This fall NBC will gamble that America is ready for a weekly series built around a relationship between a man and a woman who talk to each other in sign language.
Of course, they aren't exactly ordinary people. Mark Harmon is one of TV's busiest leading men. And Marlee Matlin is the Oscar-winning star of "Children of a Lesser God," the acclaimed 1986 feature film.
But their new series, "Reasonable Doubts," is the first to star a hearing-impaired performer such as Matlin, which means it comes with built-in problems.
In the series, which gets a "preview" showing in September, Matlin plays a lawyer in a big-city district attorney's office. Harmon is a police detective assigned to be her investigator, primarily because his father was deaf and he knows how to sign.
Take away the hearing angle, and "Reasonable Doubts" is a stylishly made but humdrum law-and-order series from Lorimar Television and producer Robert Singer, who brought us "Midnight Caller" for the last two seasons.

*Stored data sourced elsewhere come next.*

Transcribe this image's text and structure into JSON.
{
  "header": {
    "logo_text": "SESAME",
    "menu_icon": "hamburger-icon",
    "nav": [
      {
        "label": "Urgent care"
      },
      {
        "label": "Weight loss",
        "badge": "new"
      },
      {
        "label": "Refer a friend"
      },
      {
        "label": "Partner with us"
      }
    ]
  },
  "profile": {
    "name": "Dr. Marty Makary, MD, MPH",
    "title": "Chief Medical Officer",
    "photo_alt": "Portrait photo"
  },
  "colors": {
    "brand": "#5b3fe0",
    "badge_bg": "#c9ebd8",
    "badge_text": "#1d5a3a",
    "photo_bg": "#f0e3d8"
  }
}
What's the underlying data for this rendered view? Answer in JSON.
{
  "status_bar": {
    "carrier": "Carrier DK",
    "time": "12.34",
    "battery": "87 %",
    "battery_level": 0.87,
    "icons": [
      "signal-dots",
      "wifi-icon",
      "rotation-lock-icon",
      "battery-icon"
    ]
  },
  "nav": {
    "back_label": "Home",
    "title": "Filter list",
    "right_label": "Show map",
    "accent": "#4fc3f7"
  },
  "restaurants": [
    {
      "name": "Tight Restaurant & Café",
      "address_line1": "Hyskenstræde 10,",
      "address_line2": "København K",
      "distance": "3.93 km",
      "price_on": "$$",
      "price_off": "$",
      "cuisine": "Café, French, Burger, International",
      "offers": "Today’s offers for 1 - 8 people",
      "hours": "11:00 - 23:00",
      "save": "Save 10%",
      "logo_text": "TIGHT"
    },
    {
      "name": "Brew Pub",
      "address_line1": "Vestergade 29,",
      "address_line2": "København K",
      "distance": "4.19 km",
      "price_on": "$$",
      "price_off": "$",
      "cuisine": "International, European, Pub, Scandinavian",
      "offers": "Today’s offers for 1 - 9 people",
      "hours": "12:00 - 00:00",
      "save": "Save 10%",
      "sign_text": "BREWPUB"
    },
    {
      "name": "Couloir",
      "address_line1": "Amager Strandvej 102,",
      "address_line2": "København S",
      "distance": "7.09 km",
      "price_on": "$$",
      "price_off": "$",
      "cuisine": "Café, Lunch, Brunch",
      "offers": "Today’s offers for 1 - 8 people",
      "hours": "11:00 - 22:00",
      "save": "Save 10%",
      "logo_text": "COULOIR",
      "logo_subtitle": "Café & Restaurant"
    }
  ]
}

But nobody's about to take away that angle. It is, in fact, the whole rationale for the show, which is a vehicle for the gifted Matlin.
Though they're inclined to downplay the difficulties, it's obvious that "Reasonable Doubts" had to proceed at least partly as a labor of love for most of those involved.
For example, the writers have to create especially clever and succinct dialogue so the scenes involving Matlin don't bog down. She signs most of her lines, which means Harmon often has to repeat her comments for the majority of viewers to understand.
For the sake of accuracy, Harmon has to use some basic sign language in his scenes with Matlin, which complicates his preparation and their rehearsals. And Matlin needs her real-life interpreter -- Jack Jason -- in order to fully understand what the director and her fellow actors want to say to her.
In the fast-paced world of TV production, all these extra elements require a special commitment on everyone's part, including Matlin's.
Producer Singer says finding a way to avoid having Harmon repeat everything Matlin signs is a goal. "What we tried to do is have Marlee speak and have Mark frame his answers in a way that the audience understood what she said," Singer said. "If they were just having a conversation, he wouldn't repeat back everything she says. So that's a challenge in the writing."
It's a matter of the writers' getting in the rhythm of writing such scenes, Singer said.
Singer also doubts there'll be any production slowdown as a result of communicating with his star through a third individual.
"It goes as quickly as with any actor or actress," he said. "Marlee is one of the most directable actresses I've worked with. You can give her a subtle direction, and she gets it immediately."
Matlin, who turns 26 on Aug. 24, is able to speak but is much more expressive when signing. Her face is lively and animated as she forms the words with her lips and acts out the remarks she's signing with her fingers.
It's a major bonus for the writers that they can call on her character to speak aloud now and then. In practice, though, Matlin calls the shots on when she speaks her lines, after studying the script.
"I have a little bit of an ego," she said through her interpreter. "When I want to speak, I will. And that's the way we work on it."
In one scene in the first episode, Matlin's character, Tess Kaufman, is insulted by a crude cop, and she replies, in sign.
"What I actually said," Matlin explained, "was, 'Why don't you take that beer bottle and shove it up your -- whatever.'"
NBC's standards and practices experts decided to cut away from her signing before she got to the "whatever" part of the remark, but, as Matlin pointed out, nobody was going to miss her point.
Right now Matlin is the most celebrated hearing-impaired actress in America. She's aware that she's knocking down many barriers for performers who have disabilities, and, as a result, often is looked upon as a role model.